De acordo com os manuscritos, o grupo teria ido para o Rio de Janeiro e Wellington os procurou, após o jovem revelar o que acreditava e o que gostaria de fazer foi recebido como membro do “grupo”: “Tenho certeza que foi o meu pai quem os mandou aqui no Brasil ele reconheceu o Abdul e mandou que ele ‘viec’ com os outros precisamente ao Rio… porque quando eu os conheci e revelei ‘tudo’ a eles eu fui ‘muito’ bem recebido e houve uma grande comemoração”

As cartas também revelam que Wellington teve um desentendimento com o grupo e em seguida decidiu seguir sozinho com suas vontades. De acordo com o diário o rompimento com o grupo teria acontecido porque uma jovem não identificada teria o convidado para visitar uma igreja também não identificado: “É que eu resolvi falar sobre a menina que me convidou a ir a igreja dela e antes de eu terminar ele já foi cortar logo no início ao invés de ouvi-la depois disso ele me ligou umas vezes e eu disse que estou saindo por respeito ao grupo”.

Apesar de ter saido do grupo, Wellington pareceu se ligar ainda mais ao Islã radical tendo dedicado horas todos os dia para isso: “Estou fora do grupo, mas faço todos os dias a minha oração do meio-dia que é a do reconhecimento a Deus e as outras cinco que são da dedicação a Deus e umas quatro horas do dia passo lendo o alcorão. Não o livro, porque ficou com o grupo, mas partes que eu copiei para mim. E o resto do tempo eu fico meditando no lido e algumas vezes meditando no onze de setembro”.

Mesmo com o conteúdo dos manuscritos o sheik Jihad Hassan reafirma que Wellington Menezes não era muçulmano: “A religião islâmica proíbe esses atos. Ela não dá amparo, não ensina, ela não dá esses ensinamentos, ela não acolhe esse tipo de pessoa, esse tipo de pensamentos, ela ensina o bem. Ensina a preservar a vida, e não a tirar a vida”.

A Polícia Militar informou que não abrirá linha de investigação para saber se o ato foi um atentado terrorista. A Polícia Federal anunciou investigação para apurar se Wellington teve ligação com algum grupo terrorista.

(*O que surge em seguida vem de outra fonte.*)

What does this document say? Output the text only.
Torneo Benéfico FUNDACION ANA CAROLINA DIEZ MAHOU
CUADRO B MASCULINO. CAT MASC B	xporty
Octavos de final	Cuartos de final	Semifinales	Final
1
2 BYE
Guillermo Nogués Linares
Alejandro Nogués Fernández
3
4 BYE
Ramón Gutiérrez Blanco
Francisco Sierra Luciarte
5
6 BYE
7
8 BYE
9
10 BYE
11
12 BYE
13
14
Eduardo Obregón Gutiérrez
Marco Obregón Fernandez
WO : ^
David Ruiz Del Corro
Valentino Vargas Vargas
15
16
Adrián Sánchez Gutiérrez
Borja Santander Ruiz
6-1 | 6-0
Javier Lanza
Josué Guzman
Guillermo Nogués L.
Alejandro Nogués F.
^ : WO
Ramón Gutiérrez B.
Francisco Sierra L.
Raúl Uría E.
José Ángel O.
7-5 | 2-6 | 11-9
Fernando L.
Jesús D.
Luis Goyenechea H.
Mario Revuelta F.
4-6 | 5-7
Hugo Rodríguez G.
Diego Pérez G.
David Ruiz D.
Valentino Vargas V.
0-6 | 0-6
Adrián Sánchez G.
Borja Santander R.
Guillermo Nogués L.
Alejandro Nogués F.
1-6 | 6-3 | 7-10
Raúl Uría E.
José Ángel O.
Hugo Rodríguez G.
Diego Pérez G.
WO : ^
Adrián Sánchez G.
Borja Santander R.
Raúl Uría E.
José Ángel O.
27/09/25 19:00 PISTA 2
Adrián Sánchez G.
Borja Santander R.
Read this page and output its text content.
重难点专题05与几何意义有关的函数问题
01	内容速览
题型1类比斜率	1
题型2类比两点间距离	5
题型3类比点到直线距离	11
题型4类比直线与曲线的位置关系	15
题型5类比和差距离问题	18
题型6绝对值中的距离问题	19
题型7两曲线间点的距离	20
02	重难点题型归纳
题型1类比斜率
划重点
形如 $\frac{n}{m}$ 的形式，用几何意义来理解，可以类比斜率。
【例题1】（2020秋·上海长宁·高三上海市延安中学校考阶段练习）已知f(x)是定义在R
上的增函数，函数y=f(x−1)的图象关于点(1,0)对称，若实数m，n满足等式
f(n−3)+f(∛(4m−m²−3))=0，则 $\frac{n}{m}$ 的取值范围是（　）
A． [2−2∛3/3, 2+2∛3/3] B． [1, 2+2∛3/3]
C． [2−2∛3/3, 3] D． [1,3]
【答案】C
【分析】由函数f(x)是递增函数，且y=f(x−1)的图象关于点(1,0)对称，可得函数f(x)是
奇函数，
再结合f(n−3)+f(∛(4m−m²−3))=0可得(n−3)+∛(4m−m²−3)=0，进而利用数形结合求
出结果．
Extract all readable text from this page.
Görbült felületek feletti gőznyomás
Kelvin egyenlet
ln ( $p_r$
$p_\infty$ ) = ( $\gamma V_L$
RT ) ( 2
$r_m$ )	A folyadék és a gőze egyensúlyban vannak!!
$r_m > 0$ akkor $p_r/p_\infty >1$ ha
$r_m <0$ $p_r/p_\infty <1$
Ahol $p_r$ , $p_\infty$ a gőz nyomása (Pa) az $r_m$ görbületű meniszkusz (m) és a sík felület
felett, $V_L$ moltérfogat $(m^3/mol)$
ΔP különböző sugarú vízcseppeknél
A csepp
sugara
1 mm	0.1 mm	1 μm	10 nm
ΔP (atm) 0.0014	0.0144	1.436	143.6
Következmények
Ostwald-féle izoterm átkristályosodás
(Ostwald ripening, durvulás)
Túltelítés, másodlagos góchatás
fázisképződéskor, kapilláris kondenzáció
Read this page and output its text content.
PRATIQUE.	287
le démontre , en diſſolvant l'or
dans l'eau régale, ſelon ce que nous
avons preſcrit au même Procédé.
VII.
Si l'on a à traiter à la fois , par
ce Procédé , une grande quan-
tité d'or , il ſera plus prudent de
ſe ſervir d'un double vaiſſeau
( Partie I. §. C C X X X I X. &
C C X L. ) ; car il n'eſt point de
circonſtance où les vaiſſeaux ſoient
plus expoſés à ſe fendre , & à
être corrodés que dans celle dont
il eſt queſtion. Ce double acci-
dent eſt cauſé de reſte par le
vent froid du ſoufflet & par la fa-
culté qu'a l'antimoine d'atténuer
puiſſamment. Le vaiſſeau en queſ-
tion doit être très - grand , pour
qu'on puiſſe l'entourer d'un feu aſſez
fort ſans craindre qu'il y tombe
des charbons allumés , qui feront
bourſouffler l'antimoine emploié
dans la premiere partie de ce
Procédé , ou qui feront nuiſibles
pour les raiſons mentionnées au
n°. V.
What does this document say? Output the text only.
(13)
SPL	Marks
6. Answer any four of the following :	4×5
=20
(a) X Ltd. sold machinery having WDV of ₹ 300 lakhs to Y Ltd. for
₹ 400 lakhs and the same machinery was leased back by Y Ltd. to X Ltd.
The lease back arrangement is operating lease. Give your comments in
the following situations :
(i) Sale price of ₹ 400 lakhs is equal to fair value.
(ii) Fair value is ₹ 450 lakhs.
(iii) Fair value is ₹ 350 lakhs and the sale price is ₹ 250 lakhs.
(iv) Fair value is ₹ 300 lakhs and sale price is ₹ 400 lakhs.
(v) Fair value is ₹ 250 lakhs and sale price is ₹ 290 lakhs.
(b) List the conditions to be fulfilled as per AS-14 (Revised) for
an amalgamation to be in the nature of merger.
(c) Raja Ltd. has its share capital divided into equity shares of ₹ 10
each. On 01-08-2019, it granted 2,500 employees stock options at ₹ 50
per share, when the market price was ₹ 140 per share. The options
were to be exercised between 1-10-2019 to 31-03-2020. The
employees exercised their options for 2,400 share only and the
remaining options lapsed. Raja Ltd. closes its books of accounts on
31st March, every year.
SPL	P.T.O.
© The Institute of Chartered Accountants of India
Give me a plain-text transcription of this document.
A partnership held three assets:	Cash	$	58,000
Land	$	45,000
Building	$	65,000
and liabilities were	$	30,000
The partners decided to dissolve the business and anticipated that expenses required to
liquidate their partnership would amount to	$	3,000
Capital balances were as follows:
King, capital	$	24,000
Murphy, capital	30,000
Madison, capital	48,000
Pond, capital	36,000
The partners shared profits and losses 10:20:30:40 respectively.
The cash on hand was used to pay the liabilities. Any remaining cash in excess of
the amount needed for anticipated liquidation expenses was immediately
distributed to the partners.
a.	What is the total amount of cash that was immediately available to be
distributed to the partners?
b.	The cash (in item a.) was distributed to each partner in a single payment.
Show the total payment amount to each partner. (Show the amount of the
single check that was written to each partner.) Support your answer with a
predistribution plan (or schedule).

Já o Fantástico da Rede Globo, reporta que o atirador tenta usar bullying para justificar massacre!

O Fantástico teve acesso às imagens feitas pela polícia na casa de Wellington na quinta-feira da tragédia. Em meio a muita sujeira, os policiais encontraram uma segunda carta deixada pelo assassino.

Um vídeo de março de 2005 mostra Wellington Menezes de Oliveira no casamento de um parente, posando para a foto, desajeitado, pouco à vontade. Mas havia ali algum sinal da brutalidade assassina? De que seis anos depois o rapaz arrumadinho teria se transformado?
O Fantástico teve acesso às imagens feitas pela polícia na casa de Wellington na quinta-feira da tragédia. Em meio a muita sujeira, os policiais encontraram uma segunda carta deixada pelo assassino.

Nas quatro folhas, obtidas com exclusividade pelo Fantástico, ele distorce a realidade e tenta fugir da responsabilidade do crime bárbaro que cometeu.

Diz a carta: “Quero deixar claro que não sou o responsável por todas as mortes que ocorrerão, embora meus dedos serão responsáveis por puxar o gatilho”.

Outro trecho: “Cada vez que virem alguém se aproveitando da bondade ou da inocência de um ser, lembrem-se que esse tipo de pessoa foi responsável por todas essas mortes, inclusive a minha”.

Ele tenta usar o bullying, a perseguição que diz ter sofrido na escola, para justificar a morte de 12 crianças.

Trecho da carta: “Muitas vezes aconteceu comigo de ser agredido por um grupo, e todos os que estavam por perto debochavam, se divertiam com as humilhações que eu sofria, sem se importar com meus sentimentos”.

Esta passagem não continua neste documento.